Lo ascolto senza pensarci due volte, inesperta come sono di situazioni in cui l'adrenalina e il panico prendono il sopravvento sulla lucidità. Gli passo la felpa da sotto il tavolo e lui se la infila in fretta, adagiando il cappuccio di cotone sulla testa. Poi mi stringe la mano destra, trascinandomi verso l'uscita proprio nel momento esatto in cui i due uomini tarchiati sono intenti a fare alcune domande al cameriere di turno.

«Non ce ne frega un bel niente della tua memoria di merda, chiaro?! Adesso tu ci dici dove sono i due ragazzi che stiamo cerchiamo e la finiamo qua. Altrimenti te la facciamo pagare senza pensarci due volte.» Uno dei due uomini afferra il docile cameriere per il colletto, sollevandolo di alcuni centimetri dal pavimento. Alcune gocce di sudore scivolano lungo le tempie della vittima e non riesco a fare a meno di pensare che quell'uomo si trova in queste condizioni per colpa nostra.

Scuoto la testa, voltando il capo.
Non posso permettermi di cedere proprio adesso che siamo sul punto di farcela.

«Non sai niente? Bene. Allora non ti dispiace se teniamo i tuoi clienti come ostaggi e li cerchiamo, che ne dici... Larry?» pronuncia il suo nome con disgusto, sputandogli addosso.
Riesco a sentirlo.
Anche se non lo vedo, riesco a sentire tutto.

«Vedo che siamo tutti d'accordo, allora!» esclama infine.

Il mio cuore è fermo, le palpebre sbarrate; il corpo, invece, è ormai incapace di ossigenarsi autonomamente.

«Stai tranquilla Amaranta, siamo quasi fuori di qui.
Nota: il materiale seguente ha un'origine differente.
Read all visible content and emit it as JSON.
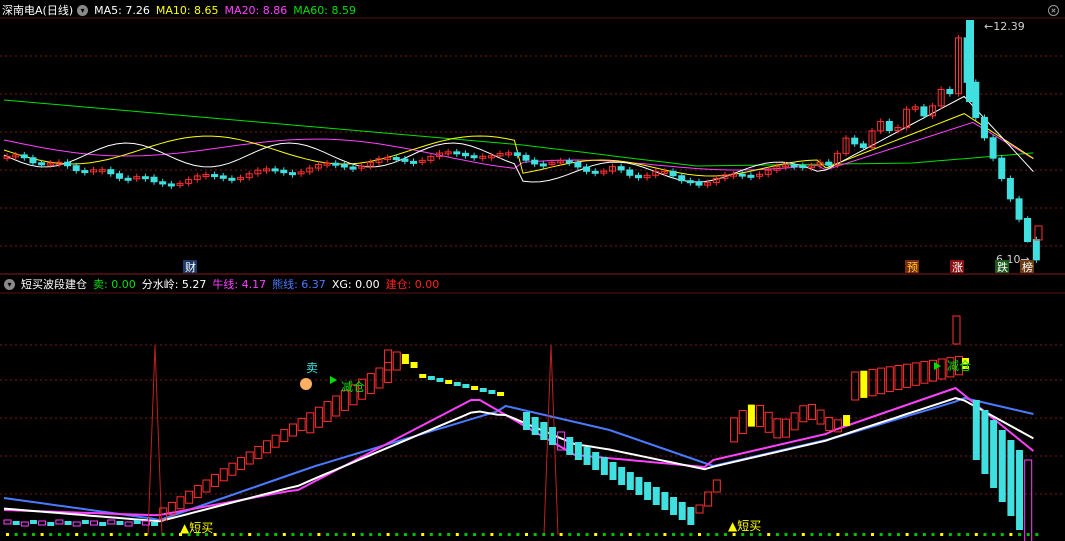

Sei in questa situazione per colpa mia, quindi non permetterò a quei due idioti di farti del male.» E le sue parole, per quanto effimere e incerte possano essere, mi trasmettono la sicurezza necessaria per andare avanti, passo dopo passo, e varcare la soglia del piccolo locale illuminato dal solo chiarore del giorno.

La suola dei miei stivali aderisce contro il marciapiede e il petto si gonfia di sollievo; sorrido, trattenendo qualsiasi altra reazione.

Non siamo ancora fuori pericolo.

Mi aggrappo con foga alla mano del mio compagno di viaggio e continuo a camminare con lo sguardo dritto verso il pulmino parcheggiato sul ciglio della strada.

«Corri.»

Le sue labbra mi sfiorano l'orecchio sinistro e, come spinta da una forza di irrefrenabile e pura follia, faccio esattamente quello che mi dice.
Gridiamo all'unisono, beandoci dell'effimera libertà che ci viene concessa, e ci rifugiamo all'interno del pulmino col cuore stretto in petto. Metto in moto il veicolo, avvertendo il rombo che fa da accompagnamento alla nostra ennesima fuga.

«Pronto per scappare un'altra volta?» gli chiedo all'improvviso.

Mani strette contro il volante e un leggero sorriso che mi accarezza la pelle.

«Non aspettavo che mi dicessi altro.»